A woman sits with her grandchild at bedtime, ready to recite the Shema with her, to help her go to sleep feeling loved and protected through the wonderful three- minute ancient routine. But today, she first has a story to tell:
The story began when she was four years old. WW II had begun and her mother smuggled her into a monastery in Lithuania, hoping the nuns would hide her little Jewish girl until after the war. “I will return”, she promised. “But meanwhile, remember you are a Jew, daughter of the Chosen Nation. They will teach you the ways of a new religion. During the day, keep your Judaism hidden from those who wish to destroy your people. But at night, allow your pure Jewish soul to turn to G-d with the words of the Shema and He will send angels to watch over you.”
The mother never returned. But the girl didn’t forget her words.
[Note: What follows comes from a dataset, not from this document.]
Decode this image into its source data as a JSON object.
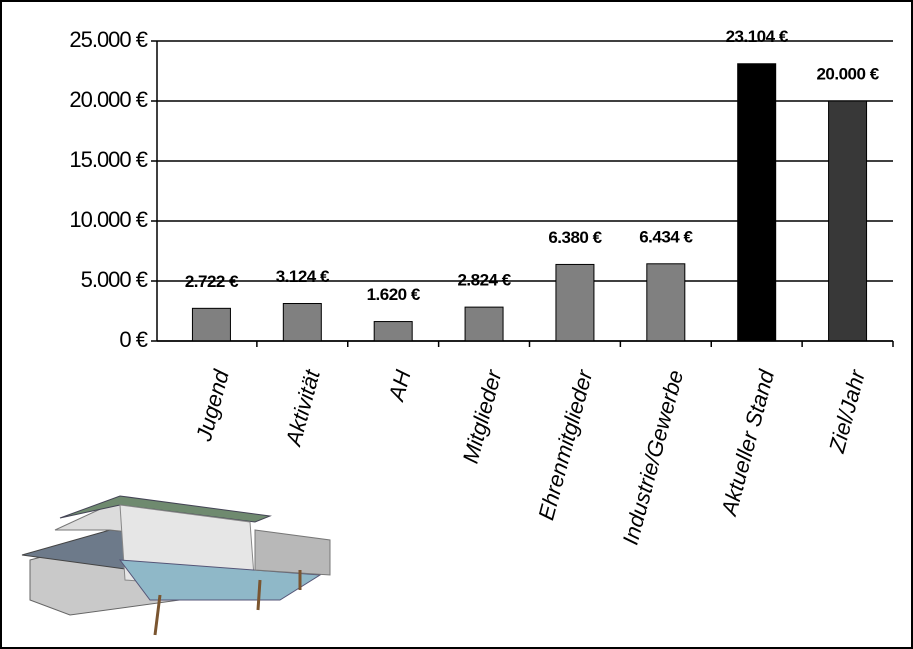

And every night, she would huddle under her cover and mumble the words of her people. One night a man came into the room where the girls slept. “He was tall and wore a black hat. He turned to the nuns, standing at the doorway and said he had come for the Jewish children. It was time to take the Jewish children home. He had to find out who we were. He stood on a chair and turned to us in our beds. And with tears running down his cheeks into his long white beard, he started reciting the Shema. I found myself joining in and soon I heard Patricia and Annette and Miriam, from the beds nearby, haltingly reciting the words, too. All of us with Jewish souls joined in. We ran up to him, surrounded him. And so, with hands joined, with tears and song, we left the monastery with this man who returned us home to our land.”